When appropriate, insourcing can be a valuable tool for cities to utilize when contractors fail to deliver on their promises. Recent survey data from the International City County Management Association found that 53% of governments that brought services back in-house reported that the primary reason was a decline in service quality, and 51% of governments that insourced cited insufficient cost savings. Having a process by which the city can review contracts and reassess provision of public services is an important way for policymakers to have the flexibility to make decisions to ensure that public dollars continually benefit the public interest.

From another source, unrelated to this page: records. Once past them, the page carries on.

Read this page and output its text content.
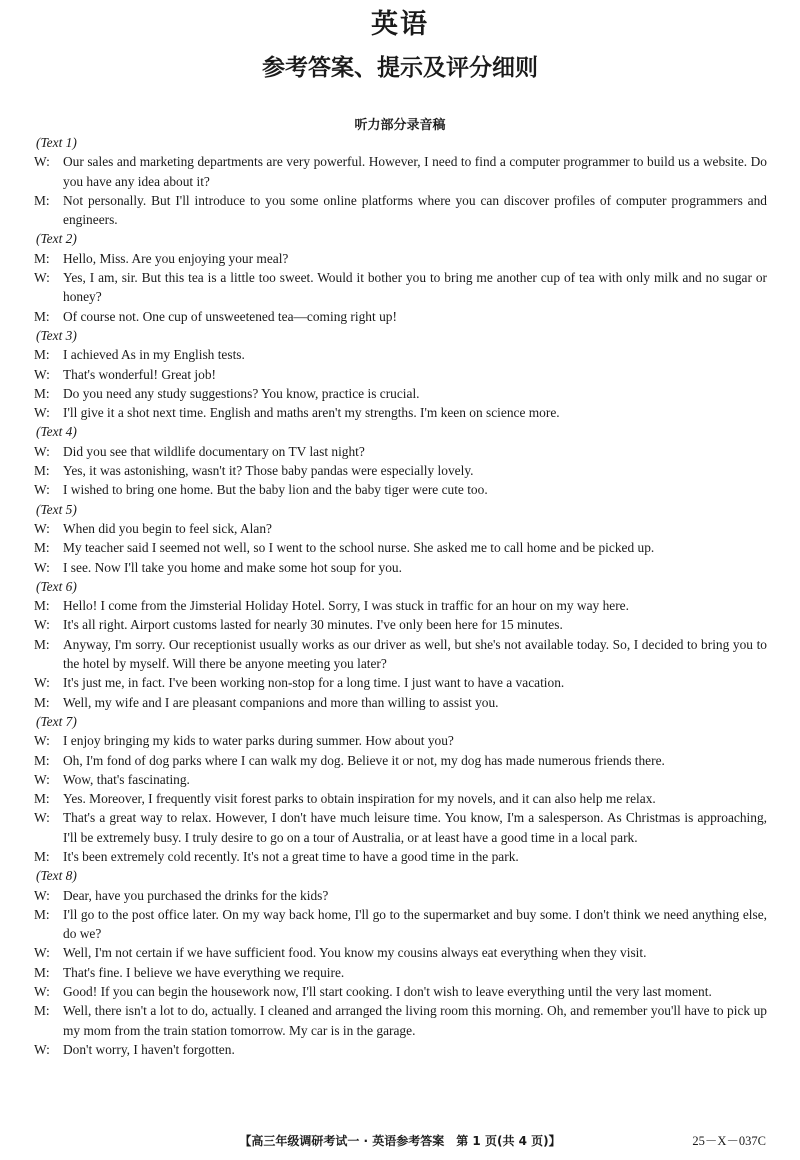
英语
参考答案、提示及评分细则
听力部分录音稿
(Text 1)
W: Our sales and marketing departments are very powerful. However, I need to find a computer programmer to build us a website. Do you have any idea about it?
M: Not personally. But I'll introduce to you some online platforms where you can discover profiles of computer programmers and engineers.
(Text 2)
M: Hello, Miss. Are you enjoying your meal?
W: Yes, I am, sir. But this tea is a little too sweet. Would it bother you to bring me another cup of tea with only milk and no sugar or honey?
M: Of course not. One cup of unsweetened tea—coming right up!
(Text 3)
M: I achieved As in my English tests.
W: That's wonderful! Great job!
M: Do you need any study suggestions? You know, practice is crucial.
W: I'll give it a shot next time. English and maths aren't my strengths. I'm keen on science more.
(Text 4)
W: Did you see that wildlife documentary on TV last night?
M: Yes, it was astonishing, wasn't it? Those baby pandas were especially lovely.
W: I wished to bring one home. But the baby lion and the baby tiger were cute too.
(Text 5)
W: When did you begin to feel sick, Alan?
M: My teacher said I seemed not well, so I went to the school nurse. She asked me to call home and be picked up.
W: I see. Now I'll take you home and make some hot soup for you.
(Text 6)
M: Hello! I come from the Jimsterial Holiday Hotel. Sorry, I was stuck in traffic for an hour on my way here.
W: It's all right. Airport customs lasted for nearly 30 minutes. I've only been here for 15 minutes.
M: Anyway, I'm sorry. Our receptionist usually works as our driver as well, but she's not available today. So, I decided to bring you to the hotel by myself. Will there be anyone meeting you later?
W: It's just me, in fact. I've been working non-stop for a long time. I just want to have a vacation.
M: Well, my wife and I are pleasant companions and more than willing to assist you.
(Text 7)
W: I enjoy bringing my kids to water parks during summer. How about you?
M: Oh, I'm fond of dog parks where I can walk my dog. Believe it or not, my dog has made numerous friends there.
W: Wow, that's fascinating.
M: Yes. Moreover, I frequently visit forest parks to obtain inspiration for my novels, and it can also help me relax.
W: That's a great way to relax. However, I don't have much leisure time. You know, I'm a salesperson. As Christmas is approaching, I'll be extremely busy. I truly desire to go on a tour of Australia, or at least have a good time in a local park.
M: It's been extremely cold recently. It's not a great time to have a good time in the park.
(Text 8)
W: Dear, have you purchased the drinks for the kids?
M: I'll go to the post office later. On my way back home, I'll go to the supermarket and buy some. I don't think we need anything else, do we?
W: Well, I'm not certain if we have sufficient food. You know my cousins always eat everything when they visit.
M: That's fine. I believe we have everything we require.
W: Good! If you can begin the housework now, I'll start cooking. I don't wish to leave everything until the very last moment.
M: Well, there isn't a lot to do, actually. I cleaned and arranged the living room this morning. Oh, and remember you'll have to pick up my mom from the train station tomorrow. My car is in the garage.
W: Don't worry, I haven't forgotten.
【高三年级调研考试一 · 英语参考答案　第 1 页(共 4 页)】	25－X－037C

Furthermore, cities that have made the decision to insource have reported successful outcomes. New York City knows this very well. Several years ago, the city insourced much of its technology work, shifting important IT projects from outside contractors and consultants to city staff. The city’s Department of Information Technology and Communications was able to take 40 separate data server rooms and consolidate them into one centralized data center. The Deputy Mayor, Stephen Goldsmith, credited the careful supervision and extensive know-how of the city staff to successfully oversee the project and complete it in six months record time. Using the agency’s talented public workforce saved the city $25 million in addition to the $100 million that the actual project saved by consolidating server rooms. New York City has insourced several other important projects in several departments, including its business permitting and 311 online programs, with very successful results and enormous cost savings.

By establishing this Working Group, New Haven can be a model and leader for other cities around the state in effective contract oversight and responsible contracting. In The Public Interest is happy to provide support to the Board of Aldermen as New Haven makes policy decisions regarding its contracting practices. Thank you for your time and consideration.